Media omission: Gardner says “legal ambiguities” motivated immigration vote

In what appears to be senatorial candidate Cory Gardner’s first direct comment on his vote against ending an Obama policy of allowing young undocumented immigrants to avoid deportation for at least two years, Gardner emphasized the legal “ambiguities” in ending Obama’s initiative, called Deferred Action for Childhood Arrivals (DACA).

Gardner said on KNUS radio Sept 4 that the bill overturning DACA “had some serious legal ambiguities to it…you create a significant legal ambiguity problem that’s going to lead to children having the rug pulled out from underneath them, winding us in court, and creating a judicial ambiguity that is unacceptable in this country.”

Listen to Cory Gardner talk about his DACA vote on KNUS Sengenberger 8.2.14

It makes sense that in his conversation with KNUS radio host Jimmy Sengenberger Sept. 2, Gardner de-emphasized the human costs of deporting the young immigrants, called dreamers, who were brought here as children and know only the United States as their home. It was mostly legal ambiguities that apparently troubled him.

This is consistent with Gardner’s longstanding view that border security issues need to be solved to his unspecified satisfaction before consideration is given to the dreamers.

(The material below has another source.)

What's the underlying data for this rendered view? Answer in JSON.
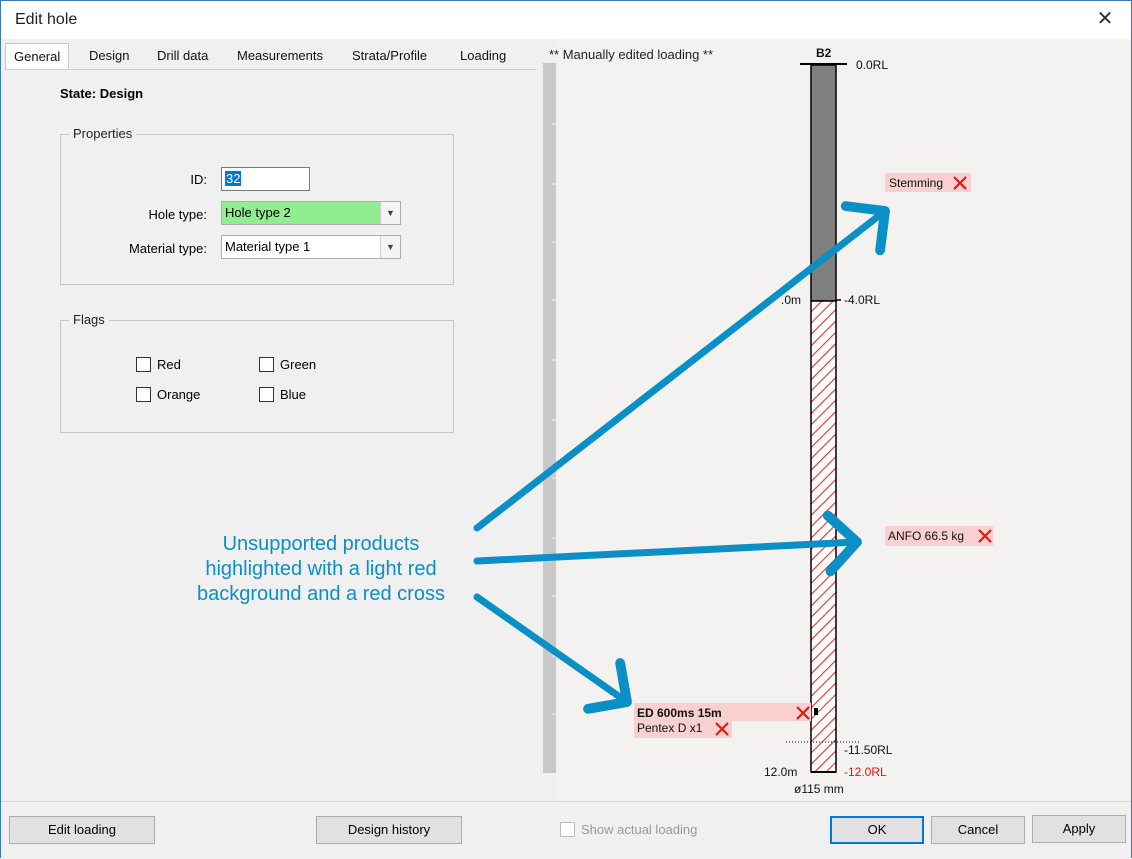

And that’s still Gardner’s position, as reported by The Denver Post’s Mark Matthews over the weekend:

There’s a story that Rep. Cory Gardner likes to tell when he’s asked about his position on illegal immigration. Although the details sometimes vary, it always involves a high school student from rural Colorado whom he met several years ago. When they meet for the first time, the young woman — whom Gardner doesn’t mention by name — is on pace to become valedictorian. But because she was brought into the U.S. illegally as a baby, she’s unable to attend college in Colorado at in-state rates. So she asks Gardner whether he supports changing the rules right away so she can afford a higher education. His response then — as it is now — is no. “Allowing passage of such a policy was avoiding the real problem,” Gardner recounted in testimony to Congress last year. “We can’t start with in-state tuition because we have to pursue meaningful immigration reform first.”

Fast-forward a few years. Gardner meets the young woman again — this time working at a restaurant in that same rural town. “The valedictorian of her high school, waiting tables,” he said with a downward glance.

The lesson, according to Gardner, is that Congress needs to get serious about passing immigration reform. But in such a way that it addresses security first — before tackling the needs of students such as that valedictorian-turned-waitress.

In light of this, what doesn’t make sense is another Gardner quote in the same Denver Post article, in which Gardner explains his June 6, 2013, vote to end DACA, subjecting the dreamers to deportation.

Gardner told The Post in a statement, “The immigration debate is in a different place than it was.”

Then why does Gardner still stand opposed, as Matthews put it, to “tackling the needs of students such as that valedictorian-turned-waitress?”

Why is Gardner still talking about “legal ambiguities” rather than the dreamers’ humanitarian plight, if, indeed, immigration reform is in a different place than it was?

What different place is it in now, versus last June? What gives?